5. Bölüm

26 5 7
                                    

"Yarın hatırımı sorsan ne olur"                                                        


Sabah uyandıktan sonra hazırlanmaya başladım, okulda birkaç işim vardı

"Mavi"

"Efendim"

"Ben çıkıyorum, okula gitmem lazım"

"Tamam canım görüşürüz"

Kapıdan çıktım, hava çok güzeldi bahar havalarını hep sevmişimdir. Arabayı çalıştırıp yola çıktım her zamanki gibi trafik vardı, radyoyu çalıştırdım radyoda "çatı katı" şarkısı çalıyordu.

"Yarın hatırımı sorsan ne olur bugün hevesimi kırdın bir kere" aslında ne kadar anlamıydı değil mi.

Ben şarkıyı dinlerken yol biraz açılmaya başlamıştı. Okulun bahçesine girmek üzereyken telefonumun çaldığını duydum Poyraz arıyordu. Telefonu açıp boynum ve omzumun arasına sıkıştırdım

"Efendim"

"Selam Güneş nasılsın ?"

"İyiyim Poyraz, sen nasılsın ?"

"İyiyim ben de, kahve içmek ister misin diye soracaktım"
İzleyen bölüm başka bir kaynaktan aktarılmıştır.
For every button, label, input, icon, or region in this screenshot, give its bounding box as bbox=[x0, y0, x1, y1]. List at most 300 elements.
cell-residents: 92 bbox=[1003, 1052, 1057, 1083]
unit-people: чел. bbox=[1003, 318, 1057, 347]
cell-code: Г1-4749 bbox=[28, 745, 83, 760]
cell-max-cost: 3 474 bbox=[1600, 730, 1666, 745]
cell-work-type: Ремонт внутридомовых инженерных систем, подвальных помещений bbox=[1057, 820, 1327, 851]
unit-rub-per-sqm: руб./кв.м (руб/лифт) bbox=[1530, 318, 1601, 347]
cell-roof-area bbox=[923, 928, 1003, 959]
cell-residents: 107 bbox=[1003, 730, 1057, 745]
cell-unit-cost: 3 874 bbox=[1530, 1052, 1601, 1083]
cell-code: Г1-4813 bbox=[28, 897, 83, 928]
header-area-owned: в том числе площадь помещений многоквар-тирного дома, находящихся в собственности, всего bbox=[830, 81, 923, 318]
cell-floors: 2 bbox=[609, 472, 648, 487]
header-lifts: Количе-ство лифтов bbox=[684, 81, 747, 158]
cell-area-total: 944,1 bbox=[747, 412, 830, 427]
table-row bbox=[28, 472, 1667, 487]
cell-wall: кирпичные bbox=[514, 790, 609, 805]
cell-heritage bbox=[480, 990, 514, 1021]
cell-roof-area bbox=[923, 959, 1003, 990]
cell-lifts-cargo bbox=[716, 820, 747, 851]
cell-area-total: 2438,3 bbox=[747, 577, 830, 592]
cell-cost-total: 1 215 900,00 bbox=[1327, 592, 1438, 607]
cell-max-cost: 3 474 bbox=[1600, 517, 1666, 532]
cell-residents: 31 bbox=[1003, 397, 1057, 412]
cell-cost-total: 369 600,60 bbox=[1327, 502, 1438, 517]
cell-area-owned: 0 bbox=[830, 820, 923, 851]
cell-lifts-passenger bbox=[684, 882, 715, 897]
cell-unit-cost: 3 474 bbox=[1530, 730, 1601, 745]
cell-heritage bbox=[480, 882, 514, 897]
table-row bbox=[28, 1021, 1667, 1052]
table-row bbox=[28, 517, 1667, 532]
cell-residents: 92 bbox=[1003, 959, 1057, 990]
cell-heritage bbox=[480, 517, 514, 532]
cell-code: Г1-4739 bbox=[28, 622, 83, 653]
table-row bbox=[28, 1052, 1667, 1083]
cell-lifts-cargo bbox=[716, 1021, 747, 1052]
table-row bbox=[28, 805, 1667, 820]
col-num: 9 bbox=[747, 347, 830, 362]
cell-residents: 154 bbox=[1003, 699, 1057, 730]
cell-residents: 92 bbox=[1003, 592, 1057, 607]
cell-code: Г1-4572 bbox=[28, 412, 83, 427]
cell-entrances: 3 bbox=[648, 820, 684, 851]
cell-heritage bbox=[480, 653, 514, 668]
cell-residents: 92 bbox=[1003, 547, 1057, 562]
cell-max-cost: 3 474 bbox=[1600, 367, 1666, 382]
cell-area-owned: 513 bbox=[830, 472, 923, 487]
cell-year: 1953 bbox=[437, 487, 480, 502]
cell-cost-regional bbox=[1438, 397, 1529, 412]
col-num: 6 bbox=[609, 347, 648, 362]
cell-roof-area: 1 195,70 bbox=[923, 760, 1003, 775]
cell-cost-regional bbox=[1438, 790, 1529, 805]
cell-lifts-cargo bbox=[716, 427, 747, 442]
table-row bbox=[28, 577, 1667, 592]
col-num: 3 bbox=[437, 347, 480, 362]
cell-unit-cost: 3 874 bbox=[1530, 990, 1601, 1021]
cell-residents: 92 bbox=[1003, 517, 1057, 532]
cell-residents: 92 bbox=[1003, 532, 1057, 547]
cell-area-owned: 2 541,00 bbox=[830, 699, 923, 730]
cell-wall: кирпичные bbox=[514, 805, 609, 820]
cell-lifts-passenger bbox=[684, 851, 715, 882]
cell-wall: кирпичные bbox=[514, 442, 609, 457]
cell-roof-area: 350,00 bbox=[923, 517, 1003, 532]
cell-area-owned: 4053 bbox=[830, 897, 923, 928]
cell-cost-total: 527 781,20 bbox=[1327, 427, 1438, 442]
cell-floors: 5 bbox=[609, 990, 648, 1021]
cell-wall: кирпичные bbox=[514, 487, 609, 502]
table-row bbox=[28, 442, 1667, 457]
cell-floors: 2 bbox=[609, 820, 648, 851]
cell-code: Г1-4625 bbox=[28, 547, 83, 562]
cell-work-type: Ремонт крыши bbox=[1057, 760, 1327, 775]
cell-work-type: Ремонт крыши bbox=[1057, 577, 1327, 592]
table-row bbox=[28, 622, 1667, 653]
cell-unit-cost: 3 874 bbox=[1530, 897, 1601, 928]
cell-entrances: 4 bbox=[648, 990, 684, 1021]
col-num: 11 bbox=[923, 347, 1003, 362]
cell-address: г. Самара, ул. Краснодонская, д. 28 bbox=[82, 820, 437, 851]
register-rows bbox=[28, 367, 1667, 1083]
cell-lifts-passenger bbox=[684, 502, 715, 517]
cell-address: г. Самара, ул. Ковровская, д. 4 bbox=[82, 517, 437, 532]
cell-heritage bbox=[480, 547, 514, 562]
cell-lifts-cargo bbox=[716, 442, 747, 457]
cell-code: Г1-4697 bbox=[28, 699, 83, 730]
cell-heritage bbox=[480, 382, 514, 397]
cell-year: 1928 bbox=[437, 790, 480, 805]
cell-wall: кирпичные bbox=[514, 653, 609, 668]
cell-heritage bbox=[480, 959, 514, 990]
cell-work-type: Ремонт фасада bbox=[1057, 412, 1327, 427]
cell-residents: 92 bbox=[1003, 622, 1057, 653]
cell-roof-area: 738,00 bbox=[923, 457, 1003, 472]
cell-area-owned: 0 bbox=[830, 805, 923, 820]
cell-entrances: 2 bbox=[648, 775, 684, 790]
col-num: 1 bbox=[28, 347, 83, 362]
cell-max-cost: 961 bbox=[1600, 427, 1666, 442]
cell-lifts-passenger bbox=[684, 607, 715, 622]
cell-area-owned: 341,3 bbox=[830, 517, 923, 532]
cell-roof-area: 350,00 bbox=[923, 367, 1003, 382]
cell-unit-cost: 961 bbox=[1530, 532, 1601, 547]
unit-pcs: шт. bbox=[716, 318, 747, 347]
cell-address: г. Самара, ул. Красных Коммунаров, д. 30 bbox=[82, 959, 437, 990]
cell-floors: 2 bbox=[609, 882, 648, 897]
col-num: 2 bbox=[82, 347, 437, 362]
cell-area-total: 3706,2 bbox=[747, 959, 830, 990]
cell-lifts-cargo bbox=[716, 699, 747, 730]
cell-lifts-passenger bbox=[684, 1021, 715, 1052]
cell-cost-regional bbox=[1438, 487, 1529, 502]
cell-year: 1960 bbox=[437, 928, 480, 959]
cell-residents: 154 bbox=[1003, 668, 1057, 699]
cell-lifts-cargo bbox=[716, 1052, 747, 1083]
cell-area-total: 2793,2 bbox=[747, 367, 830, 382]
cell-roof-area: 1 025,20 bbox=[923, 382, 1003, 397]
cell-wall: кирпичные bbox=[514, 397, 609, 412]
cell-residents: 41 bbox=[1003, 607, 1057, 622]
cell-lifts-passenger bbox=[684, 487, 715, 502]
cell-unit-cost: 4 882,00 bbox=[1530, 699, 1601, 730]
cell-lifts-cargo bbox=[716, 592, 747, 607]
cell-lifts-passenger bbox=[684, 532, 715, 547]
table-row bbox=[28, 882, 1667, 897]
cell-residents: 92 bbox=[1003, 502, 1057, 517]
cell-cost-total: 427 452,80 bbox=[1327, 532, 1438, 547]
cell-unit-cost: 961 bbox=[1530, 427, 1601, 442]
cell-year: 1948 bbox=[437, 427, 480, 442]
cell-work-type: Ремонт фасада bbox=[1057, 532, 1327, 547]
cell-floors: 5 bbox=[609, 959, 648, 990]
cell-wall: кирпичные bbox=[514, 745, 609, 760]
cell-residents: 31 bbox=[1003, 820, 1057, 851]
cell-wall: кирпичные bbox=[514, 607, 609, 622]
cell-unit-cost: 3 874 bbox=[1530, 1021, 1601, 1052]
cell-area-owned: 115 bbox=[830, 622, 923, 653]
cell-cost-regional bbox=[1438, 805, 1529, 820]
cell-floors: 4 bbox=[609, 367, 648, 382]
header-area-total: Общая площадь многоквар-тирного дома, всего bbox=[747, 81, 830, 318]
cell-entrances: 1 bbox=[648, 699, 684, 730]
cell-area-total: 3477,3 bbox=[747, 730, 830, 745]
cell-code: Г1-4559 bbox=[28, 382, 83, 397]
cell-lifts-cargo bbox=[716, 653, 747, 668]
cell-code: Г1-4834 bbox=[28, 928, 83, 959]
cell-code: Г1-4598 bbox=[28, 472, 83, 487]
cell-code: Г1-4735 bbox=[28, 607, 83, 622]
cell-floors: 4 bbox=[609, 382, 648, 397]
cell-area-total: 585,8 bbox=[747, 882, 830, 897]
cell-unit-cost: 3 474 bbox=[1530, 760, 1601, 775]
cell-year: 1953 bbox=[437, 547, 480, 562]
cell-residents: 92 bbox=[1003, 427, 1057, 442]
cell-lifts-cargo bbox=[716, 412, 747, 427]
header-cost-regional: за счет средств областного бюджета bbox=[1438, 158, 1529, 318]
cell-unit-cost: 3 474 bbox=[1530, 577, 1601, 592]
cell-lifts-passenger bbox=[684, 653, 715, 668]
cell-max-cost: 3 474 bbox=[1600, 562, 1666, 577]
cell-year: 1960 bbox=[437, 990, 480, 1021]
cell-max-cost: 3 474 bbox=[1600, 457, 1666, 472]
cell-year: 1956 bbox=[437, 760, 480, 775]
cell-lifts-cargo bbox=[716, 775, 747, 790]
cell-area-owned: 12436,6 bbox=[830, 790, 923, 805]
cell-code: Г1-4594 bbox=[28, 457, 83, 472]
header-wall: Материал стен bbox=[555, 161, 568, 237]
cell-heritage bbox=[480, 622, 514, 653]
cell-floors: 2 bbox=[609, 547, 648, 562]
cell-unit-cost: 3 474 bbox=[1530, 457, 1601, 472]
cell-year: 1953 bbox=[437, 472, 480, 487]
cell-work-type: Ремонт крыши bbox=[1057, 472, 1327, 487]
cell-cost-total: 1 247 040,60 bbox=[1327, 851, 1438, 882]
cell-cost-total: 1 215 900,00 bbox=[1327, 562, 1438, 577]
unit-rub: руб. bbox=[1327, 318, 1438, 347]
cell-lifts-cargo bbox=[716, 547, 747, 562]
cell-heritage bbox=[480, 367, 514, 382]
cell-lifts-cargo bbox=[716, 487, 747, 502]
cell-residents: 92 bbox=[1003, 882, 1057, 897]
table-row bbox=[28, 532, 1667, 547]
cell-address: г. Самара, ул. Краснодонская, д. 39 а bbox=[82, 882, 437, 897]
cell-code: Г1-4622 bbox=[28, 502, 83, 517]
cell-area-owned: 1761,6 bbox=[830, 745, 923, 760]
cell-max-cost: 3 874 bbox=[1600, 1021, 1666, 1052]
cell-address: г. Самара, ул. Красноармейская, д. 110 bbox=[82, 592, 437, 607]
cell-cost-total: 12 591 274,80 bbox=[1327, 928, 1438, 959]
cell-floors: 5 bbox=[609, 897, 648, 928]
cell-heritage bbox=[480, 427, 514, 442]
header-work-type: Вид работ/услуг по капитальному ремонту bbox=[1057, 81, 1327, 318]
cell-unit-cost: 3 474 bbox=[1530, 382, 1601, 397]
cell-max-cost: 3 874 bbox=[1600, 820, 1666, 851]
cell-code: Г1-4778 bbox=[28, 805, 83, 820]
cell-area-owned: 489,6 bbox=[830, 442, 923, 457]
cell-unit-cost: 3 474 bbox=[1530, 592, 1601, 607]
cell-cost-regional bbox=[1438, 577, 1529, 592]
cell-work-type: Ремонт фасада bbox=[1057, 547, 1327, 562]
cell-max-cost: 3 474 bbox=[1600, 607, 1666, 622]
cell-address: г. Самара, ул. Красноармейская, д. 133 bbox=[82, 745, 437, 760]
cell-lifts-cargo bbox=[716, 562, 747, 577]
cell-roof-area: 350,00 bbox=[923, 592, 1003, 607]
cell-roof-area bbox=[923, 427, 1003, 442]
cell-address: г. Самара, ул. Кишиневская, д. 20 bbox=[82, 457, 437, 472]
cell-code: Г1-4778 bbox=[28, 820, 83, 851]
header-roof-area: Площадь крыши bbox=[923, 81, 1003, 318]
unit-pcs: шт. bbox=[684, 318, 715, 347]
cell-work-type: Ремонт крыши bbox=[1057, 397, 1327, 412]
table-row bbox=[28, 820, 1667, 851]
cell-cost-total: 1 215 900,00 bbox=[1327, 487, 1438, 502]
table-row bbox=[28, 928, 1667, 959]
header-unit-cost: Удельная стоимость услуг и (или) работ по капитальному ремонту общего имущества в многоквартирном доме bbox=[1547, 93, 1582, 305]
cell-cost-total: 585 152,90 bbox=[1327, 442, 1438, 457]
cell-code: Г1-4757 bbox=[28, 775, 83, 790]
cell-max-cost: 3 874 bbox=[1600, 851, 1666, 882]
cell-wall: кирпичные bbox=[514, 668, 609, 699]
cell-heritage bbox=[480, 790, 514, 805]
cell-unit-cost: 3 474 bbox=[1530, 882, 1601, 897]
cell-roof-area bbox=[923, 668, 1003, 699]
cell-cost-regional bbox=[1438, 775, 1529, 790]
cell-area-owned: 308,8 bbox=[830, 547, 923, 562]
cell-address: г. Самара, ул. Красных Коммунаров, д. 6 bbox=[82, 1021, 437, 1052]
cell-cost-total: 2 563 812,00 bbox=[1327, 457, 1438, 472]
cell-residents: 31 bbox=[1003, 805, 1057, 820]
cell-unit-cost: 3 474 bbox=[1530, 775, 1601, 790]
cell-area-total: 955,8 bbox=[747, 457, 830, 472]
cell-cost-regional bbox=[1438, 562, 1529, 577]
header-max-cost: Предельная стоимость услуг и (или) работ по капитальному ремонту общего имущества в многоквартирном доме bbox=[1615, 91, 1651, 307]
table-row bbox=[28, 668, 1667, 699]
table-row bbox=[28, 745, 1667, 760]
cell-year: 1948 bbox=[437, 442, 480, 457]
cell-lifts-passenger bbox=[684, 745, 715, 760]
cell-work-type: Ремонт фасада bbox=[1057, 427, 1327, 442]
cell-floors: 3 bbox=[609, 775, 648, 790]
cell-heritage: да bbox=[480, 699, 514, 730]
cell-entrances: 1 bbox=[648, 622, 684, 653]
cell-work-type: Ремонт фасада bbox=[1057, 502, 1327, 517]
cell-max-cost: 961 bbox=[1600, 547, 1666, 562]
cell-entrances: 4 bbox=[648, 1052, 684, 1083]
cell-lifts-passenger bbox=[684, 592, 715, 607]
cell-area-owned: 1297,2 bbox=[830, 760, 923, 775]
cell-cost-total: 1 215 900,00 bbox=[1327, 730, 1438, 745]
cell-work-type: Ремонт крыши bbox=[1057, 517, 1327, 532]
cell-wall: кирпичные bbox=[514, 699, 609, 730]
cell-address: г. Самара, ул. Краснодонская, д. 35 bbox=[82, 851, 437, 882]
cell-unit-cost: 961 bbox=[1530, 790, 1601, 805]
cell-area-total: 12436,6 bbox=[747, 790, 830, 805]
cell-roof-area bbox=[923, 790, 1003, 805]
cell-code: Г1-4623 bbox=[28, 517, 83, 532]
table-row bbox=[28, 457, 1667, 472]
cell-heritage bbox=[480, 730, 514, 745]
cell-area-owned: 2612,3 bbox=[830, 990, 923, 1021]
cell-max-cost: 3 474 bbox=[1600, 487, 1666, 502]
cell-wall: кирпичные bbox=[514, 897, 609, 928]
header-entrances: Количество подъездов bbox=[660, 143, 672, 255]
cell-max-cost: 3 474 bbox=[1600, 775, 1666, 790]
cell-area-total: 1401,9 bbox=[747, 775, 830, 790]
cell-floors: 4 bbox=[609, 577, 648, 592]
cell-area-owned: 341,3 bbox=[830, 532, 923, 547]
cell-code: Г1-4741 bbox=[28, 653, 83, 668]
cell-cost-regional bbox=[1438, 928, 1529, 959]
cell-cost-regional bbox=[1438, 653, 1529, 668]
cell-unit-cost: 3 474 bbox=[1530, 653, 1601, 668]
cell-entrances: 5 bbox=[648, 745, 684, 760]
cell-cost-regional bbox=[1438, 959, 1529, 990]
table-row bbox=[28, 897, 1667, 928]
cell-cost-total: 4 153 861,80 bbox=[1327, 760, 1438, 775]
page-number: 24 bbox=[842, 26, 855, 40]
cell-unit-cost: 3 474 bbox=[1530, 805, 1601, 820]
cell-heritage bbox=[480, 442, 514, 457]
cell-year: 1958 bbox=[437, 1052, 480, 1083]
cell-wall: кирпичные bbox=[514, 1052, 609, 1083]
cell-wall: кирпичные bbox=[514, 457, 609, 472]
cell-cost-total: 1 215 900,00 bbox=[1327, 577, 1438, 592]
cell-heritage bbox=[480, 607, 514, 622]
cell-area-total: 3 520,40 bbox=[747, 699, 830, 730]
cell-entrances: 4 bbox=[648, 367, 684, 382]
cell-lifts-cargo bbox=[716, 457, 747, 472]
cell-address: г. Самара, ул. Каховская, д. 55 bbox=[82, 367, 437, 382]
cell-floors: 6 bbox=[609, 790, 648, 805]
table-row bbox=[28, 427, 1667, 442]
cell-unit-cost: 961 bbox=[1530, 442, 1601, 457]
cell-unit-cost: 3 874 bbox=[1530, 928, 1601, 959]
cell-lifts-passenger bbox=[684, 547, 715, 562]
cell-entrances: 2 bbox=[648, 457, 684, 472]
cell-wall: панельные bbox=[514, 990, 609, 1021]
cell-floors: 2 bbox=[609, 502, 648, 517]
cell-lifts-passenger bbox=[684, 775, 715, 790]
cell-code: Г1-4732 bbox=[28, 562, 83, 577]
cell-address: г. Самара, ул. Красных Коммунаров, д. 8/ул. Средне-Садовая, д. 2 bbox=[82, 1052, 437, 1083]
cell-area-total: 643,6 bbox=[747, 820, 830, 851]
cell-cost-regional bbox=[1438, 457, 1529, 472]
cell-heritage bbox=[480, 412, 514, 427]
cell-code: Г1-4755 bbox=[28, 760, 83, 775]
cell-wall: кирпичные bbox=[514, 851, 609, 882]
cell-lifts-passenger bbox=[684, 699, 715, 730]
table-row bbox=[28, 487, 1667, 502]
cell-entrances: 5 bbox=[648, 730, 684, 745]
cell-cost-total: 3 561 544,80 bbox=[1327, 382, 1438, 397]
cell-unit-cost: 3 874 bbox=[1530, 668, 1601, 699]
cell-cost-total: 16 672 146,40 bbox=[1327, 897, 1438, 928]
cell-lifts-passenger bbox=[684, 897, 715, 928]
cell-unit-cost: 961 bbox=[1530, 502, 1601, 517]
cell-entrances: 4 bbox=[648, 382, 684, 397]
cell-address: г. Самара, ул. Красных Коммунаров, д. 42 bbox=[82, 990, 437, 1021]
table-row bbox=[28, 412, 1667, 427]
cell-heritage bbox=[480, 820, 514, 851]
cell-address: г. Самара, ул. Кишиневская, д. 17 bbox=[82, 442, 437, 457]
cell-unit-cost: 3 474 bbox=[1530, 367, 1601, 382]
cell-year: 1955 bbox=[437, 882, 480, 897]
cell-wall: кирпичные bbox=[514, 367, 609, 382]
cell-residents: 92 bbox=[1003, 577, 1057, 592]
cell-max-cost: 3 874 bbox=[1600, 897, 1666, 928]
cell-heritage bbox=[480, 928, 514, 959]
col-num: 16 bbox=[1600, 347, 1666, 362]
"İsterdim ama okula işlerimi halletmeye geldim bahçedeyim şimdi"

"Anladım önemli değil başka sefere artık"

"Tamamdır görüşürüz"

Telefonu kapattıktan sonra arabayı park edip okula doğru yürümeye başladım. Bahçe oldukça büyüktü o yüzden işim biraz uzun sürecek gibiydi, önce fakülteye girip dekanı bulmam gerekiyordu. Neyse ki odasında olduğu için belgelerimi ona teslim edip öğrenci işlerine doğru yürümeye başladım. oradan da öğrenci belgemi aldıktan sonra son durak olarak felsefe hocamın yanına gidip geçen senden bende kalan flaşını ve notlarını teslim etmem gerekiyordu. Bu işlemi de hallettikten sonra işim bitmişti. Tüm bunlar nerdeyse 2 saatimi almıştı saatte 4'e gelmişti bahçeye çıktım arabanın önüne gelince Maviyi aradım. Aslında Poyrazı arayacaktım ama yoğun çalıştığı için aramak istememiştim.

"Efendim Güneş"

"Benim işlerim bitti sen ne yaptın bitti mi işin ?"

Onun da AVM de birkaç işi vardı

"Evet, bitti sayılır. Sahilde buluşalım istersen"

"Olur çıkıyorum şimdi"

"Tamamdır görüşürüz"

...

Sahile gelmiş Maviyi bekliyordum. Kafam hala çok yoğundu bir türlü bir şeyleri oturtturamıyor daha fazla dağılıyordum, aslında olay teoride basitti Emreyi tamamen unutup önüne bakmak ama pratikte asla başaramıyordum. Yine işin içinden çıkamayınca düşünmeyi bıraktım artık derslerim de başlıyordu son senemi hiç ders bırakmadan bitirip bir an önce mezun olmak istiyordum.

Ben yine düşüncelerin içinde kaybolmuşken arkamdan Mavinin coşkulu sesini duydum

"Ben geldim ve çok açım kalk hemen bir şeyler yiyelim"

Ben de sabahtan beri doğru düzgün bir şey yiyememiştim

"Tamam ne yiyoruz ?"

"Hamburger tabi ki"

...

3 gün sonra

Sabah yedide uyanmıştım ama hala uyuyor gibiydim. Mavi de benimle aynı durumdaydı, hızlı bir kahvaltıdan sonra hazırlanmaya başlamıştık. Mavinin dersi saat 09.45'teydi benim ise 10.10 du ama beraber gidecektik o yüzden ben de onunla berber erken kalkmıştım. Üzerime siyah bir t-shirt ve beyaz bir gömlek altıma ise açık mavi bol bir kot pantolon giymiştim, çantamı alıp aşağıya indiğimde Mavinin de yeşil bir bluzla kumaş pantolon giydiğini gördüm.